In truth I had but five-pence ha’penny. When that was spent, I thought, we would have to beg in the streets unless we took the course which seemed to me the safest and surest: “Mamma, I know you dismissed the idea of going to Sir Perceval for help. But that was when you were so confused and frightened. You do see, don’t you, that it is crucial to his interest that we remain alive and well? And so he will want to help us to escape from our enemy and live securely and secretly. You do see that, don’t you, Mamma?” I repeated.
She muttered something and I leaned forward to catch it: “No,” she said softly.
“Yes,” I insisted. “I understand these things better than you. Mr Steplight wasn’t lying about that at least for I’m sure it’s true that Sir Perceval needs us to remain alive and well, especially now that the codicil is in the hands of our enemy. Listen to what I am saying. We will go to him soon and ask him for help. We will not ask him for very much money. Only a hundred pounds a year. That is nothing to a gentleman as rich as he.”
It was almost full day now and people were stirring in the room. I noticed old Lizzie watching us from her corner.
Suddenly my mother raised herself and looked at me with terrible intensity: “That’s nonsense! Why are you saying such things? Mr Assinder told me: Sir Perceval and his wife don’t care about us now. They don’t need us alive.” There was a terrible coughing deep in her chest. “Do you think I’m so foolish, you too?” she managed to gasp. “Must everyone lie to me?”
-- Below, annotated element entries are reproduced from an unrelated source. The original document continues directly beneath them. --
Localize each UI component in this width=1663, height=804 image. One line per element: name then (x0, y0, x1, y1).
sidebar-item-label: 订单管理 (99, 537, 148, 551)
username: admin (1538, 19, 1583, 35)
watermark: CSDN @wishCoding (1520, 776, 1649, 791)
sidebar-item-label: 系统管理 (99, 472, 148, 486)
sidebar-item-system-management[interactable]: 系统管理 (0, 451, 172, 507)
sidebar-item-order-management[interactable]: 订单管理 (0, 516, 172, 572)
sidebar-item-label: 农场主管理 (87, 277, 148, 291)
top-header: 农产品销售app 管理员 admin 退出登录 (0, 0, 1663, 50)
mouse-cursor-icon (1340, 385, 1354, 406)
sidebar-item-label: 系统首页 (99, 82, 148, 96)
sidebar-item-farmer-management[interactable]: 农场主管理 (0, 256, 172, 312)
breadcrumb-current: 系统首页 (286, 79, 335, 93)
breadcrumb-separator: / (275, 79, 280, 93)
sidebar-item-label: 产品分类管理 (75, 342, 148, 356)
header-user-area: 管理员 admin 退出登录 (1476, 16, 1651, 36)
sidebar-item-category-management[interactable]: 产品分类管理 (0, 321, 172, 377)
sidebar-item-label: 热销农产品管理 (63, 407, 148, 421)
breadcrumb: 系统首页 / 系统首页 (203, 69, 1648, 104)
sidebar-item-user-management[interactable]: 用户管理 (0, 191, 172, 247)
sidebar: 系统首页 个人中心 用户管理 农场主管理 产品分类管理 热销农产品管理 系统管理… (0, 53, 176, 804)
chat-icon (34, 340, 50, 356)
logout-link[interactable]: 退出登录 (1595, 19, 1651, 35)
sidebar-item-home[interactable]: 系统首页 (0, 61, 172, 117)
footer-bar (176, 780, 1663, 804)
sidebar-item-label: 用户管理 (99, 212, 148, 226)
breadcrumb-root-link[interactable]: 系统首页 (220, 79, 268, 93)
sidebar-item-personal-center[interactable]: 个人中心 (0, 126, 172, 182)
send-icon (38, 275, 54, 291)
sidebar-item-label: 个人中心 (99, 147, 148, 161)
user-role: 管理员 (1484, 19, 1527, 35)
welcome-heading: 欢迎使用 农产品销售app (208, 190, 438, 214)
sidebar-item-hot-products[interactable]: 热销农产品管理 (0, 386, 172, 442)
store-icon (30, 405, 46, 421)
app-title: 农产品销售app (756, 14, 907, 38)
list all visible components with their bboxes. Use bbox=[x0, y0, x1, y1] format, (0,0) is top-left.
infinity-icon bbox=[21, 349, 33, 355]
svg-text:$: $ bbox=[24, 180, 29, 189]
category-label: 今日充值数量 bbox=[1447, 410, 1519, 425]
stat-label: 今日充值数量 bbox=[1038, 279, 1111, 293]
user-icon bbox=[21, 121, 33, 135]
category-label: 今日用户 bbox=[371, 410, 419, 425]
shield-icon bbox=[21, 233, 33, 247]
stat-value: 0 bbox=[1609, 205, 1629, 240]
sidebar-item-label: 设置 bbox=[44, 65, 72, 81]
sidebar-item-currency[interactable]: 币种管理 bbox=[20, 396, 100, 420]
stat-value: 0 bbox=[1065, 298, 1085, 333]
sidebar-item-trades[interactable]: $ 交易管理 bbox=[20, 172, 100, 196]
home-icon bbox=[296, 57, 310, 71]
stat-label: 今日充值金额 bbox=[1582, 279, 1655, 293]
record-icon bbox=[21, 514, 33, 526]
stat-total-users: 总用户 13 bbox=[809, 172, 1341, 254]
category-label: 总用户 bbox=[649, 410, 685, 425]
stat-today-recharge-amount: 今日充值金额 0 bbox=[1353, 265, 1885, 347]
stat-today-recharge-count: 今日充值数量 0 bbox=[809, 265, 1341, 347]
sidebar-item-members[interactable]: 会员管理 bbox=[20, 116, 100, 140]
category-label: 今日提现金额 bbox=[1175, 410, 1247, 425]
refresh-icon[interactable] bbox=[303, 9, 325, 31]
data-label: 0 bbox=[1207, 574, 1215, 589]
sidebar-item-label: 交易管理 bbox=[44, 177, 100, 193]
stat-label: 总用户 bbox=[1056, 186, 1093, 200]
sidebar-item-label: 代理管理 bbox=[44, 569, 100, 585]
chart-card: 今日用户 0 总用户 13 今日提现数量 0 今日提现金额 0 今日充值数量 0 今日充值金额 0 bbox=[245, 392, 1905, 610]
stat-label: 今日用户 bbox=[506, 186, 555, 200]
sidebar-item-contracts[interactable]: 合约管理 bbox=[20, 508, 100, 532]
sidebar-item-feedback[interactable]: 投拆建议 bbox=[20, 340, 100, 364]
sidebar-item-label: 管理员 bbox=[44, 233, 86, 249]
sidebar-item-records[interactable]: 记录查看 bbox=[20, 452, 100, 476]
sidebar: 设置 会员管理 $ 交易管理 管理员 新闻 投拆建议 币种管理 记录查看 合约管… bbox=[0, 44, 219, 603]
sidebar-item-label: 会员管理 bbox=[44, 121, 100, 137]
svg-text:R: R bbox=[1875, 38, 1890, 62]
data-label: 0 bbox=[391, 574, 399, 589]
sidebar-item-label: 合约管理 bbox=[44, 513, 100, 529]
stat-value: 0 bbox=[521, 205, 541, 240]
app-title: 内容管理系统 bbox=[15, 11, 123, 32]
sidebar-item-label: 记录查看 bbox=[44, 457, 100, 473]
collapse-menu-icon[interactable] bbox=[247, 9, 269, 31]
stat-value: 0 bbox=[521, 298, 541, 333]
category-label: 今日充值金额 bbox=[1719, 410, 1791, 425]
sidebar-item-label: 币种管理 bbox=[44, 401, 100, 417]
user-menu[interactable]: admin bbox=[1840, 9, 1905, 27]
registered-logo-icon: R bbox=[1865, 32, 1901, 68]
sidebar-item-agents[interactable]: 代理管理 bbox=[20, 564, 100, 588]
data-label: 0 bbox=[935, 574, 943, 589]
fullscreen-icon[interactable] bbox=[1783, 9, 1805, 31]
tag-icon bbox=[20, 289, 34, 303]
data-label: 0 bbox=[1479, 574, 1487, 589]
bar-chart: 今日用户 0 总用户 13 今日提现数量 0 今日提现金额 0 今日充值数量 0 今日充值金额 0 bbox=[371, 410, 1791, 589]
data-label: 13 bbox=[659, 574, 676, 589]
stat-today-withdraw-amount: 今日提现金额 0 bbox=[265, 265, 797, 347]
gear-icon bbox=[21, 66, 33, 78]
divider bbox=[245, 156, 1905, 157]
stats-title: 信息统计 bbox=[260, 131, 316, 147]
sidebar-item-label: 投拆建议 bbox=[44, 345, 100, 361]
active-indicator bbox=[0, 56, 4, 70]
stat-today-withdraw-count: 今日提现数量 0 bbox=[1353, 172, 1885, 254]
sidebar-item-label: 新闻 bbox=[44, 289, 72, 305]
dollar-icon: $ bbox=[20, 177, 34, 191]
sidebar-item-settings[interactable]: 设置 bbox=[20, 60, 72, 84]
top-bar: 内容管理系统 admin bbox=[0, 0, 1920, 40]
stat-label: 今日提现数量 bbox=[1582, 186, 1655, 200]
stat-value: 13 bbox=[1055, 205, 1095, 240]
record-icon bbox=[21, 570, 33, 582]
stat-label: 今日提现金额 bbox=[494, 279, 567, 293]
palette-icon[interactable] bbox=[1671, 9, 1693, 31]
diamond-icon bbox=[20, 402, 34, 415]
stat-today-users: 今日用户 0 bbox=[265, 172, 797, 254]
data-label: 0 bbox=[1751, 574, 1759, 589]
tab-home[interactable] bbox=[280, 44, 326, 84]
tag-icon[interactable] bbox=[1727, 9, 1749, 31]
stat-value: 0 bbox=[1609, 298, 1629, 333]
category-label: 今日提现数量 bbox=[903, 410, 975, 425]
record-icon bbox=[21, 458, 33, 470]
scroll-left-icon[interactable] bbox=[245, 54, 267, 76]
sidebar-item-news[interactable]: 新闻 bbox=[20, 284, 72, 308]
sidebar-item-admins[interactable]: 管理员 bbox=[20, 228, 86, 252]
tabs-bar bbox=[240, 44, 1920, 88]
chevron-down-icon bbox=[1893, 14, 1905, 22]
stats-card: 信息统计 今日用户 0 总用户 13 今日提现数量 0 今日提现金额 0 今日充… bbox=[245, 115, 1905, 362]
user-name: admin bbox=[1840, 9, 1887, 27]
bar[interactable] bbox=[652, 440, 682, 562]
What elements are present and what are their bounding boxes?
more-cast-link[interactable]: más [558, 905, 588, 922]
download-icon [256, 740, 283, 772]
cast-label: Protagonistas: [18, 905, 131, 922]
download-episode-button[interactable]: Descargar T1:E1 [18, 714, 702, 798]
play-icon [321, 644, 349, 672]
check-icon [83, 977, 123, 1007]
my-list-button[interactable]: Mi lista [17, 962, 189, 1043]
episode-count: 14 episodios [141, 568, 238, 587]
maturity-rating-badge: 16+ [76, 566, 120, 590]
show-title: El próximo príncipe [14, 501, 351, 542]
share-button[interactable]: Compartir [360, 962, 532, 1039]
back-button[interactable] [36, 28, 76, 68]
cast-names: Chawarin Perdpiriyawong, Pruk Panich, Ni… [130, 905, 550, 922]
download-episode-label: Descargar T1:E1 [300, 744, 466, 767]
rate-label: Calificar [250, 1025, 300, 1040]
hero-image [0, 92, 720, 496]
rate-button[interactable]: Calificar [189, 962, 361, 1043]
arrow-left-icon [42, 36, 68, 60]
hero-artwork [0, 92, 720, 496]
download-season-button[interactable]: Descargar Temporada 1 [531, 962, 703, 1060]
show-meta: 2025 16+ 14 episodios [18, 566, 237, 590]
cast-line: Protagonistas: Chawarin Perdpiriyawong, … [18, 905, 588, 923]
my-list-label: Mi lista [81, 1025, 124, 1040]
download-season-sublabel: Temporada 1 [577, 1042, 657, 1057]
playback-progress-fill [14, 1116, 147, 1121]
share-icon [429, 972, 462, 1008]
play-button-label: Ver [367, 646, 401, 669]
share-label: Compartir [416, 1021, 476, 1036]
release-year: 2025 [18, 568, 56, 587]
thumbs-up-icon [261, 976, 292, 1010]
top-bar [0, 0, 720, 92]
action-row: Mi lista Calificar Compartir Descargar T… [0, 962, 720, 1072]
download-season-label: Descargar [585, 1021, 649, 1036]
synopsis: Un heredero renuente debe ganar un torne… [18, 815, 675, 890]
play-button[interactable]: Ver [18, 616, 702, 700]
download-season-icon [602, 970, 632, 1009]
“Mamma, I don’t understand you. It’s me. Johnnie. I haven’t lied to you.”
“I know who you are,” she said with that same look. “You’ve always despised me for a fool.”
“No!” I cried. Then she began to cough as violently as if she were vomiting, and to my horror I saw flecks of blood spattering over her hands as she put them to her mouth.
I seized her arm and my hand almost closed round it, for it was so thin.
“Leave me alone!” she cried, shaking my hand away.
She stared round wildly and the pupils of her blue eyes seemed suddenly vacant now that I looked into them. And in that image of t
error there came to me the time I had watched boys in Melthorpe stoning a cat they had trapped. Blood was dribbling down her chin now and her lips had turned blueish.
“I’m so frightened!” she gasped. “Help me!” Then, to my horror, she cried out: “Mamma!”
As if in response, the old woman came across and looked at the blood with a kind of eagerness: “Aye,” she said. “As I feared. ’Tis the white plague.” Seeing my expression she added: “Consumption.”
“Get a surgeon!” I cried.
“Why,” she chuckled grimly, “there ain’t no sawbones as will come here. And besides, she’s too far gone now.”
My mother was gasping for breath and suddenly the old woman bent over her, pulled her head forward, and began thumping her on the back.
“Stop that!” I cried. She persisted until I seized her and pulled her violently away, and she retreated, muttering imprecations.
My mother fell back and lay quiet.
“I’m right, Mamma,” I went on after a minute, hoping to reassure her. “You’ll see. We will get some money from Sir Perceval and then we can rent a little house in Salisbury, like you said.”
Her head was turned slightly away from me now and I wasn’t sure if she heard me. I went on softly in case she was sleeping: “I will go to school and in a few years it will be time for me to be apprenticed and after that I will be able to keep us both.” As I spoke my voice broke. “You’ll see. It will be as it was before.”
I bent over my mother whose face was still turned away from me. Her eyes appeared to be open and I wondered if she were not sleeping after all.